The answer, unfortunately, is fairly simple: As a nation we’ve been unwilling to make the investments necessary to give our kids and their teachers the same productivity tools used in the computer, pharmaceutical, energy, and other industries. The federal government funds substantial research and development (R&D) initiatives that translate into advancements in key US industries-and those investments pay off handsomely. Federally funded R&D, performed mostly in US colleges and universities, leads to improved productivity through better processes, products, and services, and the graduate students that participate in the R&D eventually end up as workers in the related industries. It’s a great model that has served our country well.
Unfortunately, there is no such R&D model for the education sector.
It’s a good read.
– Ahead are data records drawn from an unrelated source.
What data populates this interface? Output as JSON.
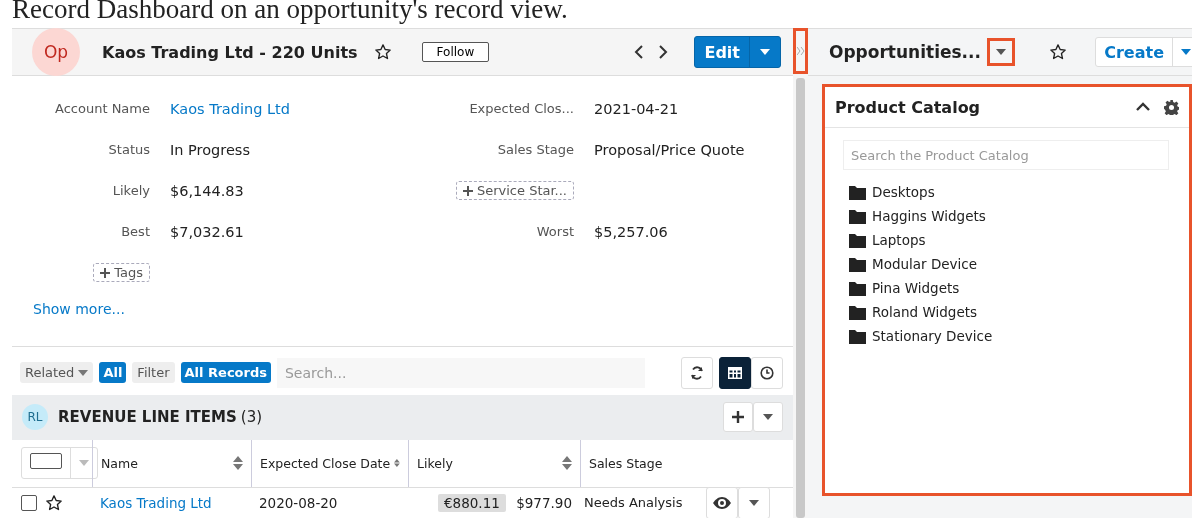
{
  "caption": "Record Dashboard on an opportunity's record view.",
  "record": {
    "avatar": "Op",
    "title": "Kaos Trading Ltd - 220 Units",
    "favorite": false,
    "follow_button": "Follow",
    "edit_button": "Edit"
  },
  "field_rows": [
    [
      {
        "kind": "field",
        "label": "Account Name",
        "value": "Kaos Trading Ltd",
        "link": true
      },
      {
        "kind": "field",
        "label": "Expected Clos...",
        "value": "2021-04-21",
        "link": false
      }
    ],
    [
      {
        "kind": "field",
        "label": "Status",
        "value": "In Progress",
        "link": false
      },
      {
        "kind": "field",
        "label": "Sales Stage",
        "value": "Proposal/Price Quote",
        "link": false
      }
    ],
    [
      {
        "kind": "field",
        "label": "Likely",
        "value": "$6,144.83",
        "link": false
      },
      {
        "kind": "add",
        "label": "Service Star..."
      }
    ],
    [
      {
        "kind": "field",
        "label": "Best",
        "value": "$7,032.61",
        "link": false
      },
      {
        "kind": "field",
        "label": "Worst",
        "value": "$5,257.06",
        "link": false
      }
    ],
    [
      {
        "kind": "add",
        "label": "Tags"
      }
    ]
  ],
  "show_more": "Show more...",
  "subpanel_toolbar": {
    "related": "Related",
    "related_value": "All",
    "filter": "Filter",
    "filter_value": "All Records",
    "search_placeholder": "Search...",
    "views": [
      {
        "kind": "list",
        "selected": true
      },
      {
        "kind": "timeline",
        "selected": false
      }
    ]
  },
  "subpanel": {
    "avatar": "RL",
    "title": "REVENUE LINE ITEMS",
    "count": "(3)",
    "columns": [
      {
        "label": "Name",
        "sortable": true
      },
      {
        "label": "Expected Close Date",
        "sortable": true
      },
      {
        "label": "Likely",
        "sortable": true
      },
      {
        "label": "Sales Stage",
        "sortable": false
      }
    ],
    "select_all_checked": false,
    "rows": [
      {
        "checked": false,
        "favorite": false,
        "name": "Kaos Trading Ltd",
        "expected_close_date": "2020-08-20",
        "likely_converted": "€880.11",
        "likely": "$977.90",
        "sales_stage": "Needs Analysis"
      }
    ]
  },
  "dashboard": {
    "title": "Opportunities...",
    "favorite": false,
    "create_button": "Create",
    "handle_highlighted": true,
    "dropdown_highlighted": true,
    "dashlet_highlighted": true,
    "dashlet": {
      "title": "Product Catalog",
      "search_placeholder": "Search the Product Catalog",
      "folders": [
        "Desktops",
        "Haggins Widgets",
        "Laptops",
        "Modular Device",
        "Pina Widgets",
        "Roland Widgets",
        "Stationary Device"
      ]
    }
  }
}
And once again, I urge you to write your congresspeople in support of the bill and get your friends and colleagues to do the same.
tom abeles says
We have to remember that our children can program Tivo and are called upon to help program our cell phones. Marc Prensky makes a distinction between digital natives and digital immigrants. The problem is not just having the hardware available but the ability to delvier “digital as a second language” or DSL.
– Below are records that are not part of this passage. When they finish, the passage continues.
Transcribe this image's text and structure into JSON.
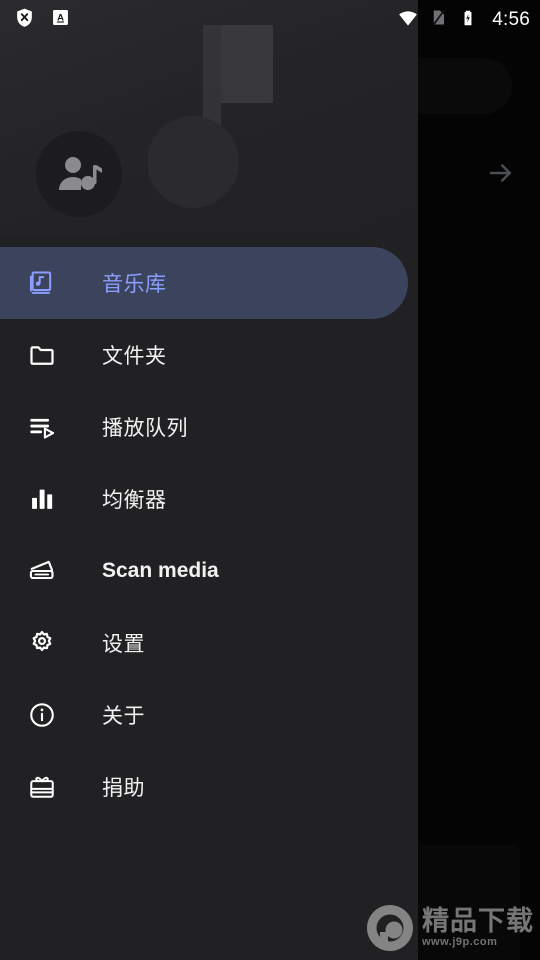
{
  "status_bar": {
    "left_icons": [
      {
        "name": "shield-x-icon",
        "label": "shield"
      },
      {
        "name": "a-badge-icon",
        "label": "A"
      }
    ],
    "right_icons": [
      {
        "name": "wifi-icon",
        "label": "wifi"
      },
      {
        "name": "sim-off-icon",
        "label": "no sim"
      },
      {
        "name": "battery-charging-icon",
        "label": "charging"
      }
    ],
    "time": "4:56"
  },
  "background": {
    "search_placeholder": "",
    "forward_arrow_icon": "arrow-forward-icon"
  },
  "drawer": {
    "header": {
      "avatar_icon": "person-music-icon",
      "watermark_icon": "music-note-icon"
    },
    "items": [
      {
        "label": "音乐库",
        "icon": "library-music-icon",
        "selected": true,
        "bold": false
      },
      {
        "label": "文件夹",
        "icon": "folder-icon",
        "selected": false,
        "bold": false
      },
      {
        "label": "播放队列",
        "icon": "playlist-play-icon",
        "selected": false,
        "bold": false
      },
      {
        "label": "均衡器",
        "icon": "equalizer-icon",
        "selected": false,
        "bold": false
      },
      {
        "label": "Scan media",
        "icon": "scanner-icon",
        "selected": false,
        "bold": true
      },
      {
        "label": "设置",
        "icon": "settings-gear-icon",
        "selected": false,
        "bold": false
      },
      {
        "label": "关于",
        "icon": "info-circle-icon",
        "selected": false,
        "bold": false
      },
      {
        "label": "捐助",
        "icon": "gift-card-icon",
        "selected": false,
        "bold": false
      }
    ]
  },
  "watermark": {
    "title": "精品下载",
    "url": "www.j9p.com",
    "logo_icon": "p-logo-icon"
  },
  "colors": {
    "drawer_bg": "#212123",
    "selected_pill": "#3b445c",
    "accent": "#8c9eff",
    "text": "#f2f2f3",
    "scrim": "rgba(0,0,0,0.60)"
  }
}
Education in general is a lagging indicator. It is cheap to buy hardware and it can be counted. What is expensive and not bricks and mortar is the wetware reprogramming, especially when rewards are not there for acquisiton of Digital knowledge, particularly in the post secondary institutions in general and schools of education in particular.
Michael Feldstein says
You know, I have to say that I don’t buy the whole “digital immigrants” argument and I don’t have any idea what you mean when talk about “wetware reprogramming”.
tom abeles says
hi michael
The dichotomy between digital immigrants and digital natives is a useful, but imperfect, metaphor. But in the academy, particularly in the arena of undergraduate teaching, I think the argument can be defended given the evidence up to this point, when the other points here and a previous post are considered.
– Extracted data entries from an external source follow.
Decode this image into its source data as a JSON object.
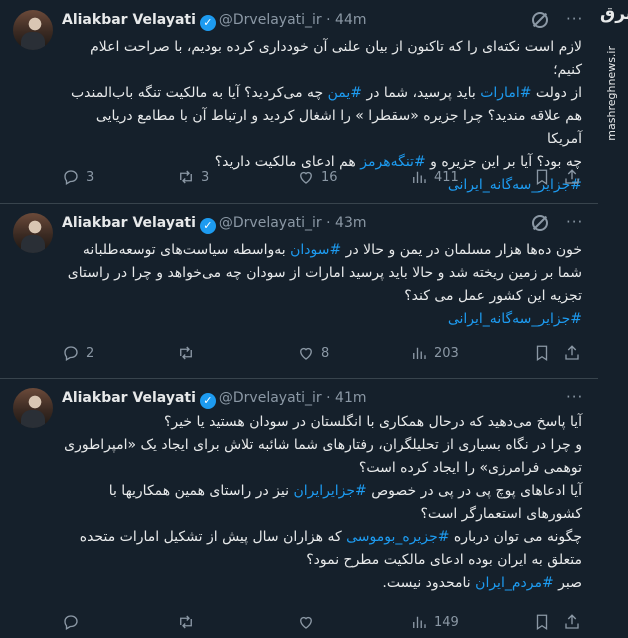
{
  "watermark": {
    "logo_text": "مشرق",
    "site": "mashreghnews.ir"
  },
  "tweets": [
    {
      "author": "Aliakbar Velayati",
      "handle": "@Drvelayati_ir",
      "time": "44m",
      "lines": [
        [
          {
            "t": "لازم است نکته‌ای را که تاکنون از بیان علنی آن خودداری کرده بودیم، با صراحت اعلام کنیم؛"
          }
        ],
        [
          {
            "t": "از دولت "
          },
          {
            "t": "#امارات",
            "link": true
          },
          {
            "t": " باید پرسید، شما در "
          },
          {
            "t": "#یمن",
            "link": true
          },
          {
            "t": " چه می‌کردید؟ آیا به مالکیت تنگه باب‌المندب"
          }
        ],
        [
          {
            "t": "هم علاقه مندید؟ چرا جزیره «سقطرا » را اشغال کردید و ارتباط آن با مطامع دریایی آمریکا"
          }
        ],
        [
          {
            "t": "چه بود؟ آیا بر این جزیره و "
          },
          {
            "t": "#تنگه‌هرمز",
            "link": true
          },
          {
            "t": " هم ادعای مالکیت دارید؟"
          }
        ],
        [
          {
            "t": "#جزایر_سه‌گانه_ایرانی",
            "link": true
          }
        ]
      ],
      "stats": {
        "replies": "3",
        "retweets": "3",
        "likes": "16",
        "views": "411"
      }
    },
    {
      "author": "Aliakbar Velayati",
      "handle": "@Drvelayati_ir",
      "time": "43m",
      "lines": [
        [
          {
            "t": "خون ده‌ها هزار مسلمان در یمن و حالا در "
          },
          {
            "t": "#سودان",
            "link": true
          },
          {
            "t": " به‌واسطه سیاست‌های توسعه‌طلبانه"
          }
        ],
        [
          {
            "t": "شما بر زمین ریخته شد و حالا باید پرسید امارات از سودان چه می‌خواهد و چرا در راستای"
          }
        ],
        [
          {
            "t": "تجزیه این کشور عمل می کند؟"
          }
        ],
        [
          {
            "t": "#جزایر_سه‌گانه_ایرانی",
            "link": true
          }
        ]
      ],
      "stats": {
        "replies": "2",
        "retweets": "",
        "likes": "8",
        "views": "203"
      }
    },
    {
      "author": "Aliakbar Velayati",
      "handle": "@Drvelayati_ir",
      "time": "41m",
      "lines": [
        [
          {
            "t": "آیا پاسخ می‌دهید که درحال همکاری با انگلستان در سودان هستید یا خیر؟"
          }
        ],
        [
          {
            "t": "و چرا در نگاه بسیاری از تحلیلگران، رفتارهای شما شائبه تلاش برای ایجاد یک «امپراطوری"
          }
        ],
        [
          {
            "t": "توهمی فرامرزی» را ایجاد کرده است؟"
          }
        ],
        [
          {
            "t": "آیا ادعاهای پوچ پی در پی در خصوص "
          },
          {
            "t": "#جزایرایران",
            "link": true
          },
          {
            "t": " نیز در راستای همین همکاریها با"
          }
        ],
        [
          {
            "t": "کشورهای استعمارگر است؟"
          }
        ],
        [
          {
            "t": "چگونه می توان درباره "
          },
          {
            "t": "#جزیره_بوموسی",
            "link": true
          },
          {
            "t": " که هزاران سال پیش از تشکیل امارات متحده"
          }
        ],
        [
          {
            "t": "متعلق به ایران بوده ادعای مالکیت مطرح نمود؟"
          }
        ],
        [
          {
            "t": "صبر "
          },
          {
            "t": "#مردم_ایران",
            "link": true
          },
          {
            "t": " نامحدود نیست."
          }
        ]
      ],
      "stats": {
        "replies": "",
        "retweets": "",
        "likes": "",
        "views": "149"
      }
    }
  ]
}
wetware basically is a term used to describe the human brain. It is essentially asking for an “attitude adjustment” which is constrained, in part by the demands of the traditional pub/perish requirements where rewards are not given for teaching or for pushing the institution to change. It is also tempered by certain intellectual calcification where energy devoted to becoming techno literate takes away from time in the intellectual specialty arena of the professorate.
Both are complex and its a bit like the old joke of using numbers to tell a joke rather than repeating the joke to all who already know it.